O filho mais velho: normalmente ficava esquecido nos comentários tradicionais. Sua atitude, na parábola, revela a postura daqueles que estão “dentro de casa”, mas com o coração longe. Cumpridores de normas e regras, sem nenhum sentimento de amor e de fraternidade.
“Esta é a tragédia do filho maior. Nunca saiu de casa, mas seu coração está sempre longe. Sabe cumprir mandamentos, mas não sabe amar. Não entende o amor de seu pai ao filho perdido. Ele não acolhe nem perdoa, não quer saber de seu irmão” (Pe. Antônio Pagola). O retorno do irmão não lhe causa alegria como a seu pai, mas raiva. Fica indignado e recusa-se a “entrar” na festa.
É preciso notar que o pai tem, também para com ele, uma atitude de carinho, de acolhida. Insiste para que “entre”. Manifesta-lhe o motivo da alegria. Esse filho passou toda a vida cumprindo ordens do pai, mas não aprendeu a amar seu irmão. Só tem palavras para diminuir o irmão que errou.
O “filho mais velho” nos interpela a nós que acreditamos viver juntos do Pai. O que fazemos, nós que não “abandonamos” a Igreja? Sabemos compreender quem “saiu”, quem vive na “irregularidade” matrimonial? Compreendemos as fraquezas e misérias de cada um? Como lidamos com os que vivem crise de fé? O que fazemos para atrair ou reconduzir os afastados? E a festa do Pai, fica para quem? Ele não a preparou para todos?
Embora pareça mais integrado do que o filho mais novo, demonstra imaturidade quando manifesta dura competitividade com ele. Nem mesmo com o pai parece estar bem integrado. Mostra-se amargo, murmurador, ressentido, preso em sua própria rigidez e sentimento de inveja. Seu problema não parece ser com a lei, mas com a generosidade.

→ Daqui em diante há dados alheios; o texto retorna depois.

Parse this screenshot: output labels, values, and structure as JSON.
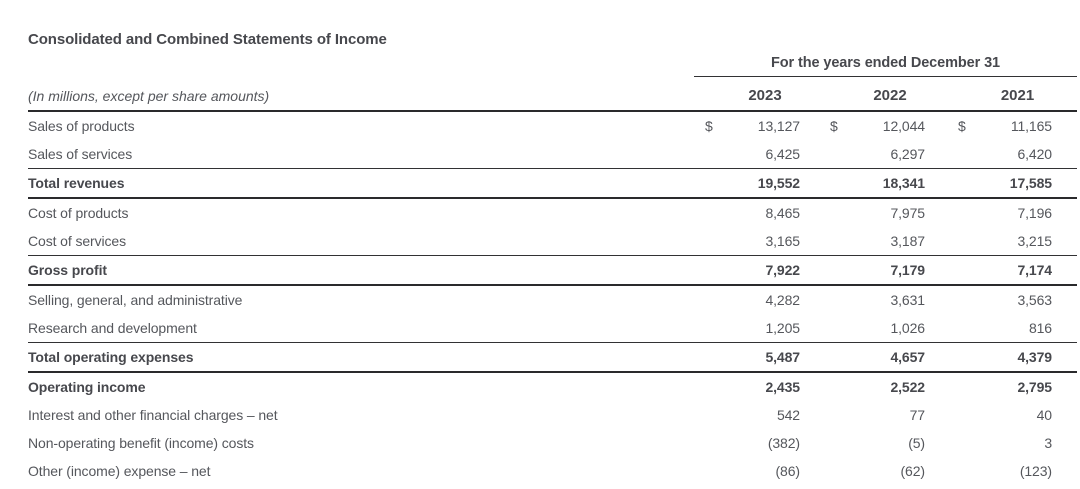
{
  "title": "Consolidated and Combined Statements of Income",
  "table": {
    "period_header": "For the years ended December 31",
    "units_note": "(In millions, except per share amounts)",
    "years": [
      "2023",
      "2022",
      "2021"
    ],
    "currency_symbol": "$",
    "rows": [
      {
        "label": "Sales of products",
        "values": [
          "13,127",
          "12,044",
          "11,165"
        ],
        "dollar": true,
        "bold": false,
        "total": false
      },
      {
        "label": "Sales of services",
        "values": [
          "6,425",
          "6,297",
          "6,420"
        ],
        "dollar": false,
        "bold": false,
        "total": false
      },
      {
        "label": "Total revenues",
        "values": [
          "19,552",
          "18,341",
          "17,585"
        ],
        "dollar": false,
        "bold": true,
        "total": true
      },
      {
        "label": "Cost of products",
        "values": [
          "8,465",
          "7,975",
          "7,196"
        ],
        "dollar": false,
        "bold": false,
        "total": false
      },
      {
        "label": "Cost of services",
        "values": [
          "3,165",
          "3,187",
          "3,215"
        ],
        "dollar": false,
        "bold": false,
        "total": false
      },
      {
        "label": "Gross profit",
        "values": [
          "7,922",
          "7,179",
          "7,174"
        ],
        "dollar": false,
        "bold": true,
        "total": true
      },
      {
        "label": "Selling, general, and administrative",
        "values": [
          "4,282",
          "3,631",
          "3,563"
        ],
        "dollar": false,
        "bold": false,
        "total": false
      },
      {
        "label": "Research and development",
        "values": [
          "1,205",
          "1,026",
          "816"
        ],
        "dollar": false,
        "bold": false,
        "total": false
      },
      {
        "label": "Total operating expenses",
        "values": [
          "5,487",
          "4,657",
          "4,379"
        ],
        "dollar": false,
        "bold": true,
        "total": true
      },
      {
        "label": "Operating income",
        "values": [
          "2,435",
          "2,522",
          "2,795"
        ],
        "dollar": false,
        "bold": true,
        "total": false
      },
      {
        "label": "Interest and other financial charges – net",
        "values": [
          "542",
          "77",
          "40"
        ],
        "dollar": false,
        "bold": false,
        "total": false
      },
      {
        "label": "Non-operating benefit (income) costs",
        "values": [
          "(382)",
          "(5)",
          "3"
        ],
        "dollar": false,
        "bold": false,
        "total": false
      },
      {
        "label": "Other (income) expense – net",
        "values": [
          "(86)",
          "(62)",
          "(123)"
        ],
        "dollar": false,
        "bold": false,
        "total": false
      }
    ]
  },
  "colors": {
    "background": "#ffffff",
    "text_regular": "#55575c",
    "text_bold": "#47484d",
    "rule_thin": "#323234",
    "rule_thick": "#2a2a2c"
  }
}
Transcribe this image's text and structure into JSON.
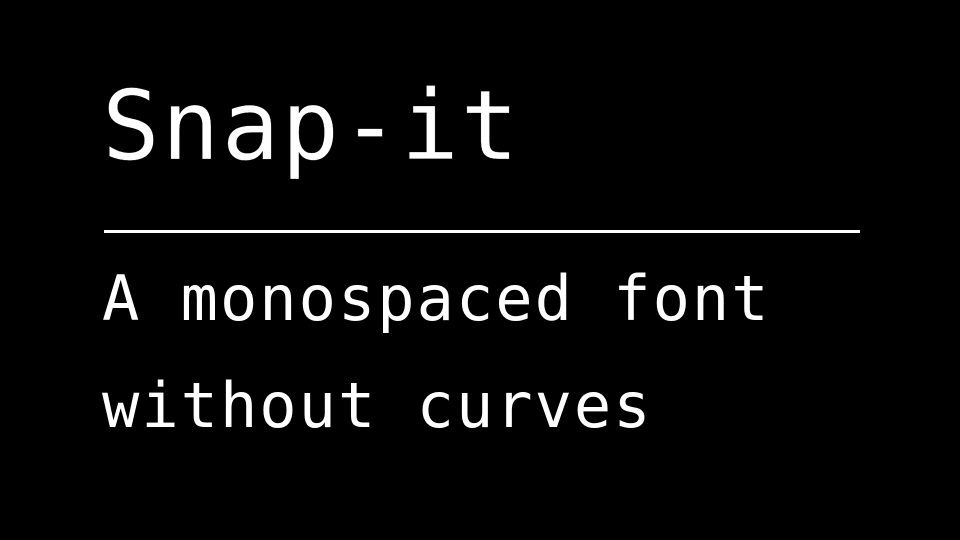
{
  "title": "Snap-it",
  "subtitle": {
    "line1": "A monospaced font",
    "line2": "without curves"
  },
  "colors": {
    "background": "#000000",
    "text": "#ffffff",
    "rule": "#ffffff"
  }
}
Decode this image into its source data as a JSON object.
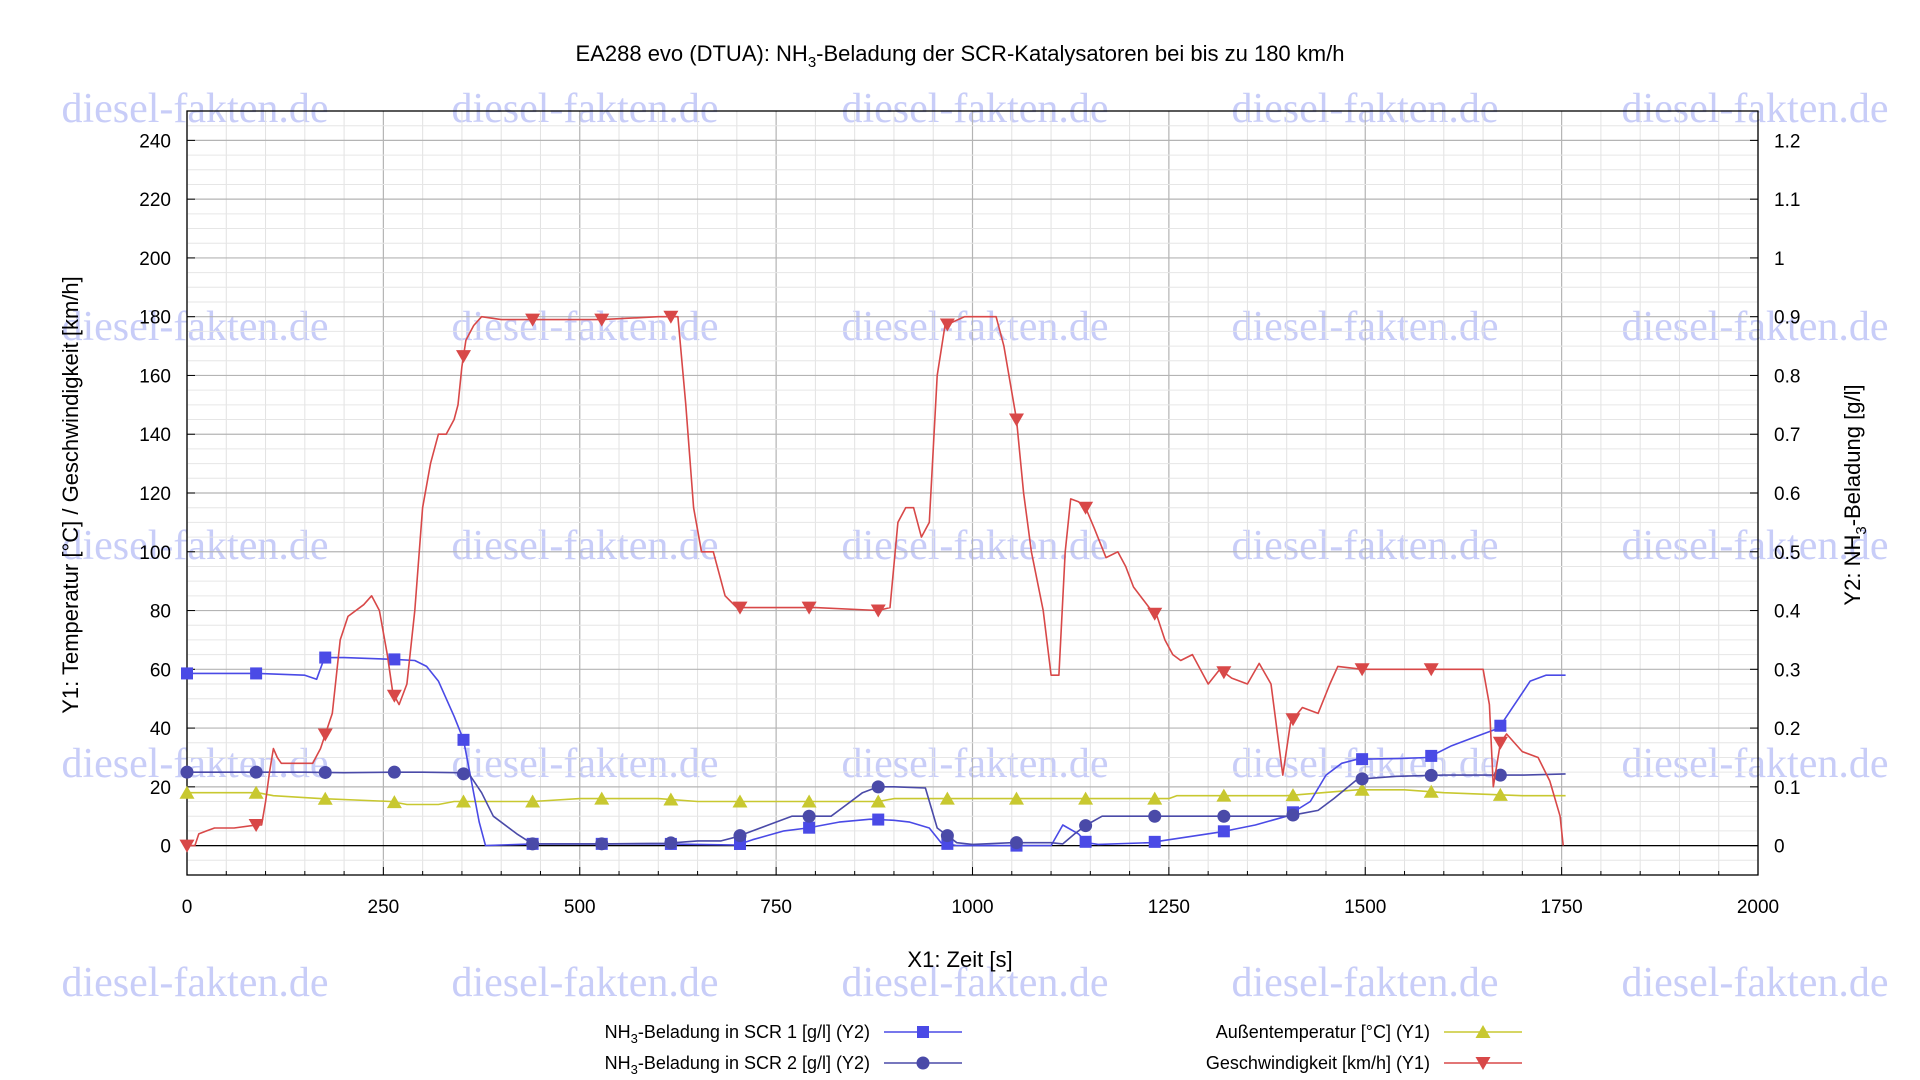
{
  "chart_data": {
    "type": "line",
    "title": "EA288 evo (DTUA): NH3-Beladung der SCR-Katalysatoren bei bis zu 180 km/h",
    "title_parts": {
      "pre": "EA288 evo (DTUA): NH",
      "sub": "3",
      "post": "-Beladung der SCR-Katalysatoren bei bis zu 180 km/h"
    },
    "xlabel": "X1: Zeit [s]",
    "ylabel_left": "Y1: Temperatur [°C] / Geschwindigkeit [km/h]",
    "ylabel_right_parts": {
      "pre": "Y2: NH",
      "sub": "3",
      "post": "-Beladung [g/l]"
    },
    "xlim": [
      0,
      2000
    ],
    "ylim_left": [
      -10,
      250
    ],
    "ylim_right": [
      -0.05,
      1.25
    ],
    "x_ticks": [
      0,
      250,
      500,
      750,
      1000,
      1250,
      1500,
      1750,
      2000
    ],
    "y_left_ticks": [
      0,
      20,
      40,
      60,
      80,
      100,
      120,
      140,
      160,
      180,
      200,
      220,
      240
    ],
    "y_right_ticks": [
      "0",
      "0.1",
      "0.2",
      "0.3",
      "0.4",
      "0.5",
      "0.6",
      "0.7",
      "0.8",
      "0.9",
      "1",
      "1.1",
      "1.2"
    ],
    "grid": true,
    "legend_position": "bottom",
    "watermark": "diesel-fakten.de",
    "series": [
      {
        "name": "NH3-Beladung in SCR 1 [g/l] (Y2)",
        "name_parts": {
          "pre": "NH",
          "sub": "3",
          "post": "-Beladung in SCR 1 [g/l] (Y2)"
        },
        "axis": "right",
        "color": "#4a4ae6",
        "marker": "square",
        "points": [
          [
            0,
            0.293
          ],
          [
            90,
            0.293
          ],
          [
            150,
            0.29
          ],
          [
            165,
            0.283
          ],
          [
            175,
            0.32
          ],
          [
            200,
            0.32
          ],
          [
            262,
            0.317
          ],
          [
            290,
            0.315
          ],
          [
            305,
            0.305
          ],
          [
            320,
            0.28
          ],
          [
            340,
            0.22
          ],
          [
            352,
            0.18
          ],
          [
            362,
            0.11
          ],
          [
            372,
            0.04
          ],
          [
            380,
            0.0
          ],
          [
            440,
            0.003
          ],
          [
            525,
            0.003
          ],
          [
            610,
            0.003
          ],
          [
            700,
            0.001
          ],
          [
            720,
            0.01
          ],
          [
            760,
            0.025
          ],
          [
            790,
            0.03
          ],
          [
            830,
            0.04
          ],
          [
            870,
            0.045
          ],
          [
            900,
            0.043
          ],
          [
            920,
            0.04
          ],
          [
            945,
            0.03
          ],
          [
            960,
            0.005
          ],
          [
            980,
            0.0
          ],
          [
            1050,
            0.0
          ],
          [
            1100,
            0.0
          ],
          [
            1115,
            0.035
          ],
          [
            1135,
            0.02
          ],
          [
            1145,
            0.005
          ],
          [
            1160,
            0.002
          ],
          [
            1225,
            0.005
          ],
          [
            1260,
            0.012
          ],
          [
            1315,
            0.023
          ],
          [
            1360,
            0.035
          ],
          [
            1400,
            0.05
          ],
          [
            1430,
            0.075
          ],
          [
            1450,
            0.12
          ],
          [
            1470,
            0.14
          ],
          [
            1490,
            0.147
          ],
          [
            1540,
            0.148
          ],
          [
            1580,
            0.15
          ],
          [
            1610,
            0.17
          ],
          [
            1640,
            0.185
          ],
          [
            1670,
            0.2
          ],
          [
            1690,
            0.24
          ],
          [
            1710,
            0.28
          ],
          [
            1730,
            0.29
          ],
          [
            1755,
            0.29
          ]
        ],
        "marker_x": [
          0,
          88,
          176,
          264,
          352,
          440,
          528,
          616,
          704,
          792,
          880,
          968,
          1056,
          1144,
          1232,
          1320,
          1408,
          1496,
          1584,
          1672
        ]
      },
      {
        "name": "NH3-Beladung in SCR 2 [g/l] (Y2)",
        "name_parts": {
          "pre": "NH",
          "sub": "3",
          "post": "-Beladung in SCR 2 [g/l] (Y2)"
        },
        "axis": "right",
        "color": "#4a4aa8",
        "marker": "circle",
        "points": [
          [
            0,
            0.125
          ],
          [
            150,
            0.125
          ],
          [
            200,
            0.124
          ],
          [
            262,
            0.125
          ],
          [
            300,
            0.125
          ],
          [
            345,
            0.124
          ],
          [
            360,
            0.12
          ],
          [
            375,
            0.09
          ],
          [
            390,
            0.05
          ],
          [
            420,
            0.02
          ],
          [
            440,
            0.003
          ],
          [
            525,
            0.003
          ],
          [
            610,
            0.004
          ],
          [
            650,
            0.008
          ],
          [
            680,
            0.008
          ],
          [
            700,
            0.015
          ],
          [
            740,
            0.035
          ],
          [
            770,
            0.05
          ],
          [
            790,
            0.05
          ],
          [
            820,
            0.05
          ],
          [
            840,
            0.07
          ],
          [
            860,
            0.09
          ],
          [
            880,
            0.1
          ],
          [
            900,
            0.1
          ],
          [
            940,
            0.098
          ],
          [
            955,
            0.03
          ],
          [
            965,
            0.02
          ],
          [
            980,
            0.005
          ],
          [
            1000,
            0.002
          ],
          [
            1050,
            0.005
          ],
          [
            1100,
            0.005
          ],
          [
            1115,
            0.003
          ],
          [
            1130,
            0.02
          ],
          [
            1145,
            0.035
          ],
          [
            1165,
            0.05
          ],
          [
            1225,
            0.05
          ],
          [
            1320,
            0.05
          ],
          [
            1400,
            0.05
          ],
          [
            1420,
            0.055
          ],
          [
            1440,
            0.06
          ],
          [
            1460,
            0.08
          ],
          [
            1490,
            0.113
          ],
          [
            1540,
            0.118
          ],
          [
            1600,
            0.12
          ],
          [
            1660,
            0.12
          ],
          [
            1700,
            0.12
          ],
          [
            1755,
            0.122
          ]
        ],
        "marker_x": [
          0,
          88,
          176,
          264,
          352,
          440,
          528,
          616,
          704,
          792,
          880,
          968,
          1056,
          1144,
          1232,
          1320,
          1408,
          1496,
          1584,
          1672
        ]
      },
      {
        "name": "Außentemperatur [°C] (Y1)",
        "axis": "left",
        "color": "#c8c830",
        "marker": "triangle-up",
        "points": [
          [
            0,
            18
          ],
          [
            90,
            18
          ],
          [
            110,
            17
          ],
          [
            170,
            16
          ],
          [
            260,
            15
          ],
          [
            280,
            14
          ],
          [
            320,
            14
          ],
          [
            340,
            15
          ],
          [
            360,
            15
          ],
          [
            400,
            15
          ],
          [
            440,
            15
          ],
          [
            500,
            16
          ],
          [
            600,
            16
          ],
          [
            650,
            15
          ],
          [
            700,
            15
          ],
          [
            800,
            15
          ],
          [
            880,
            15
          ],
          [
            900,
            16
          ],
          [
            960,
            16
          ],
          [
            1100,
            16
          ],
          [
            1250,
            16
          ],
          [
            1260,
            17
          ],
          [
            1400,
            17
          ],
          [
            1490,
            19
          ],
          [
            1550,
            19
          ],
          [
            1600,
            18
          ],
          [
            1700,
            17
          ],
          [
            1755,
            17
          ]
        ],
        "marker_x": [
          0,
          88,
          176,
          264,
          352,
          440,
          528,
          616,
          704,
          792,
          880,
          968,
          1056,
          1144,
          1232,
          1320,
          1408,
          1496,
          1584,
          1672
        ]
      },
      {
        "name": "Geschwindigkeit [km/h] (Y1)",
        "axis": "left",
        "color": "#d84848",
        "marker": "triangle-down",
        "points": [
          [
            0,
            0
          ],
          [
            10,
            0
          ],
          [
            15,
            4
          ],
          [
            25,
            5
          ],
          [
            35,
            6
          ],
          [
            60,
            6
          ],
          [
            88,
            7
          ],
          [
            95,
            7
          ],
          [
            100,
            15
          ],
          [
            105,
            25
          ],
          [
            110,
            33
          ],
          [
            115,
            30
          ],
          [
            120,
            28
          ],
          [
            160,
            28
          ],
          [
            170,
            33
          ],
          [
            185,
            45
          ],
          [
            195,
            70
          ],
          [
            205,
            78
          ],
          [
            225,
            82
          ],
          [
            235,
            85
          ],
          [
            245,
            80
          ],
          [
            255,
            65
          ],
          [
            262,
            52
          ],
          [
            270,
            48
          ],
          [
            280,
            55
          ],
          [
            290,
            80
          ],
          [
            300,
            115
          ],
          [
            310,
            130
          ],
          [
            320,
            140
          ],
          [
            330,
            140
          ],
          [
            340,
            145
          ],
          [
            345,
            150
          ],
          [
            350,
            163
          ],
          [
            355,
            172
          ],
          [
            365,
            177
          ],
          [
            375,
            180
          ],
          [
            400,
            179
          ],
          [
            440,
            179
          ],
          [
            528,
            179
          ],
          [
            600,
            180
          ],
          [
            625,
            180
          ],
          [
            635,
            150
          ],
          [
            645,
            115
          ],
          [
            655,
            100
          ],
          [
            670,
            100
          ],
          [
            685,
            85
          ],
          [
            700,
            81
          ],
          [
            800,
            81
          ],
          [
            880,
            80
          ],
          [
            895,
            81
          ],
          [
            905,
            110
          ],
          [
            915,
            115
          ],
          [
            925,
            115
          ],
          [
            935,
            105
          ],
          [
            945,
            110
          ],
          [
            955,
            160
          ],
          [
            965,
            177
          ],
          [
            990,
            180
          ],
          [
            1030,
            180
          ],
          [
            1040,
            170
          ],
          [
            1056,
            145
          ],
          [
            1065,
            120
          ],
          [
            1075,
            100
          ],
          [
            1090,
            80
          ],
          [
            1100,
            58
          ],
          [
            1110,
            58
          ],
          [
            1118,
            100
          ],
          [
            1125,
            118
          ],
          [
            1135,
            117
          ],
          [
            1144,
            115
          ],
          [
            1155,
            108
          ],
          [
            1170,
            98
          ],
          [
            1185,
            100
          ],
          [
            1195,
            95
          ],
          [
            1205,
            88
          ],
          [
            1225,
            81
          ],
          [
            1235,
            78
          ],
          [
            1245,
            70
          ],
          [
            1255,
            65
          ],
          [
            1265,
            63
          ],
          [
            1280,
            65
          ],
          [
            1300,
            55
          ],
          [
            1315,
            60
          ],
          [
            1330,
            57
          ],
          [
            1350,
            55
          ],
          [
            1365,
            62
          ],
          [
            1380,
            55
          ],
          [
            1395,
            24
          ],
          [
            1405,
            42
          ],
          [
            1420,
            47
          ],
          [
            1440,
            45
          ],
          [
            1455,
            55
          ],
          [
            1465,
            61
          ],
          [
            1496,
            60
          ],
          [
            1540,
            60
          ],
          [
            1584,
            60
          ],
          [
            1650,
            60
          ],
          [
            1658,
            48
          ],
          [
            1663,
            20
          ],
          [
            1672,
            35
          ],
          [
            1680,
            38
          ],
          [
            1700,
            32
          ],
          [
            1720,
            30
          ],
          [
            1735,
            22
          ],
          [
            1748,
            10
          ],
          [
            1752,
            0
          ]
        ],
        "marker_x": [
          0,
          88,
          176,
          264,
          352,
          440,
          528,
          616,
          704,
          792,
          880,
          968,
          1056,
          1144,
          1232,
          1320,
          1408,
          1496,
          1584,
          1672
        ]
      }
    ]
  }
}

O passo que precisa ser dado, tanto para o filho mais novo como para o filho mais velho, para aceitação de si, acolhendo as próprias carências e fraquezas, é sempre muito doloroso. Mas altamente fecundo. Sem esse passo, fica-se nas guerras entre irmãos e pais, na busca frenética de “ganhar a guerra”.
Concluindo
“O filho mais novo sonhou felicidade com vida de independência e de liberdade, e voltou espoliado, esfarrapado, faminto e sem dignidade... ‘Longe’ da casa do Pai, não encontrou a felicidade desejada. A fome fez ter saudades da casa do Pai e a lembrança da bondade do Pai o animou a voltar...
O Filho mais velho é um ‘bom filho’, sóbrio, obediente e trabalhador... mas não é um bom irmão. Não aceita a volta do irmão, nem mesmo o amor do Pai, que o acolheu...
Podemos abandonar a nossa dignidade de filhos. Deus não abandona a sua missão de Pai. Deus sai à procura dos perdidos e festeja porque são resgatados... A ação do Pai reflete a atitude de Jesus e deve ser também a nossa” (www.buscandonovasaguas.com).
Esta parábola nos revela que o Pai do céu não é propriedade de ninguém, de nenhuma religião, de nenhuma Igreja. Ele quer salvar a todos. Tem compaixão de todos, indistintamente. A única atitude que Ele pede é de abertura, de acolhida do seu amor.
Nossas atitudes se aproximam mais das atitudes de quem? Do filho mais novo? Do filho mais velho? Do pai?